Had this happen to me this weekend at a BayCup. My opponent fleched, I parried and then turned as he bumped into me and I riposted. One light, Mine. The call was that he had passed and was off the strip when my riposte arrived. Which he surely was as he bounced off after knocking me back. So the touch was annulled.
Later my coach tells me that the riposte is legal only "IF" I do not turn, i.e. I have to parry and then riposte while he is still in front of me. If I have to turn to get him after he passes it's illegal. So the riposte after he is past is legal only if still facing forward I riposte over my head. A move that I've seen but not been able to replicate without doing damage to my shoulder.

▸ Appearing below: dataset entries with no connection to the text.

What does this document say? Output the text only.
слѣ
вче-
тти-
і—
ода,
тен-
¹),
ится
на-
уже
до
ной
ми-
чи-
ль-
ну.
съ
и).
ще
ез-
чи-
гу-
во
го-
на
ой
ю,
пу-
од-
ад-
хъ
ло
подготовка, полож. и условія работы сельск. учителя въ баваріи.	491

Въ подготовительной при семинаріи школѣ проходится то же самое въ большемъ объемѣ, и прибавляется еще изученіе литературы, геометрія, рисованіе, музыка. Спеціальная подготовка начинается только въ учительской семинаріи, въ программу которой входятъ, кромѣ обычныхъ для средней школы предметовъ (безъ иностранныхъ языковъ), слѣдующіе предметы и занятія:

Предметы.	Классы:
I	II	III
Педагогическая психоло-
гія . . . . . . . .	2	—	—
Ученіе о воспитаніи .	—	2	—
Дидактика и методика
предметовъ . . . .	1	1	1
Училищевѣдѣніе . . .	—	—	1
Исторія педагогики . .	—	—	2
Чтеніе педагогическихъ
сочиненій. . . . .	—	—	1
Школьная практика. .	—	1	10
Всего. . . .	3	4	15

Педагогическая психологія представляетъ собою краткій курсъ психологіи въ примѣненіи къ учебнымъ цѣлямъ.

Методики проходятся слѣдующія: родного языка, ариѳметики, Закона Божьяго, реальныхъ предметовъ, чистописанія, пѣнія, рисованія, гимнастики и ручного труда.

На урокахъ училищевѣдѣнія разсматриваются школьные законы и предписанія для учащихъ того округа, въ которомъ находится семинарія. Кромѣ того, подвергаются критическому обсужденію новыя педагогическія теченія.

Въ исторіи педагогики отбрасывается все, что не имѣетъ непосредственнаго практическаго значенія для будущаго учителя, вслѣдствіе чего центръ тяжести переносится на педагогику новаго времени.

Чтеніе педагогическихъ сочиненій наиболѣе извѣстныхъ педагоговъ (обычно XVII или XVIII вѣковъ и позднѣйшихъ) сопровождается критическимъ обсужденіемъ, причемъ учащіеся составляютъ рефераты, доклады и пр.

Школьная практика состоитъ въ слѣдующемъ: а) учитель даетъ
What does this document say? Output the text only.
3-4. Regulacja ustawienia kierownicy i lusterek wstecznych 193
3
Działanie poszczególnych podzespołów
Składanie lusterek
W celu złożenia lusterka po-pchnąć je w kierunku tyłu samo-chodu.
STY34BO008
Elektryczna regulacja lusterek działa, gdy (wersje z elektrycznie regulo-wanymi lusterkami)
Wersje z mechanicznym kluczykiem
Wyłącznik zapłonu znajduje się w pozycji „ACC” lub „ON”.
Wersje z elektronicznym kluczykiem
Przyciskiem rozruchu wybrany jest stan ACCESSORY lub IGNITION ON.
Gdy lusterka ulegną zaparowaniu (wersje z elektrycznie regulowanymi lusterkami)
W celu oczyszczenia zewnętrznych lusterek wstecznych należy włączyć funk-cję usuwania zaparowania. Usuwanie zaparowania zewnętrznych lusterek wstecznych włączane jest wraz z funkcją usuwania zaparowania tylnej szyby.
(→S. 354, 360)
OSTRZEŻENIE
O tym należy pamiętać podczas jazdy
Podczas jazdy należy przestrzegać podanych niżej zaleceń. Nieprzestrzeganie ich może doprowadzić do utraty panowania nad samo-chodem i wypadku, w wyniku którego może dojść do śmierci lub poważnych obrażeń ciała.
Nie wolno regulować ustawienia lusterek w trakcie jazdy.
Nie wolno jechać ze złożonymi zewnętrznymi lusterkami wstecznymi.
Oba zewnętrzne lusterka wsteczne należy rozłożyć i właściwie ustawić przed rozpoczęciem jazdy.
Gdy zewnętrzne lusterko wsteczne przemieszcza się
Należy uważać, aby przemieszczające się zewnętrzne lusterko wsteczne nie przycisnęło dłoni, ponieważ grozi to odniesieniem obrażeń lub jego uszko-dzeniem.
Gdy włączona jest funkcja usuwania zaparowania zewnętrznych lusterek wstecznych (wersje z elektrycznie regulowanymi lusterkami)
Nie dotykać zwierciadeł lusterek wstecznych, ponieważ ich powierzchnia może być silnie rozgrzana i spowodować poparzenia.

I think what pissed me off most about this particular touch was that my opponent is a salle mate who proceeded to take advantage of the director's inexperience and insist on his interpretation before I could appeal. The actuality of the attack was that there was no way anyone could tell when my riposte arrived. The riposte was obscured by his running into me.
But for future reference I would like to make sure of the rules and the current interpretation within the game.
J. -
Senior Member
Array You are allowed an immediate riposte if you were *passed*. If you do the passing, then once you're by you get nada. My rule book is in my dorm, so I can't cite chapter and verse, but it seems the wrong call was made. The only way to atone for being occasionally a little over-dressed is by being always absolutely over-educated. -Oscar Wilde -
Senior Member
Array  Originally Posted by jjefferies I think what pissed me off most about this particular touch was that my opponent is a salle mate who proceeded to take advantage of the director's inexperience ... I'll let someone else address the details of the riposte on/off-strip rules.
For the excerpt quoted above, however, I'll point out that once the game is in progress, it's every man for himself. Friend or no. It's your responsibility to support your own case, not your salle-mate's.
Yes, you're asking and learning the rules now. Kudos; you'll be a better fencer for it. But don't be pissed off at the other guy for playing to win. -
Fencing Expert
Array Attack - parry - pass - *immediate* riposte is OK
Attack - parry -pass - non-immediate riposte is not OK
Attack - pass - parry - *immediate* riposte is not OK
Attack, parry - bump - riposte is not OK (I would assume that in that case if he has the time to bump into you the riposte cannot be called immediate, and in any case the director might have stopped the action for corps a corps).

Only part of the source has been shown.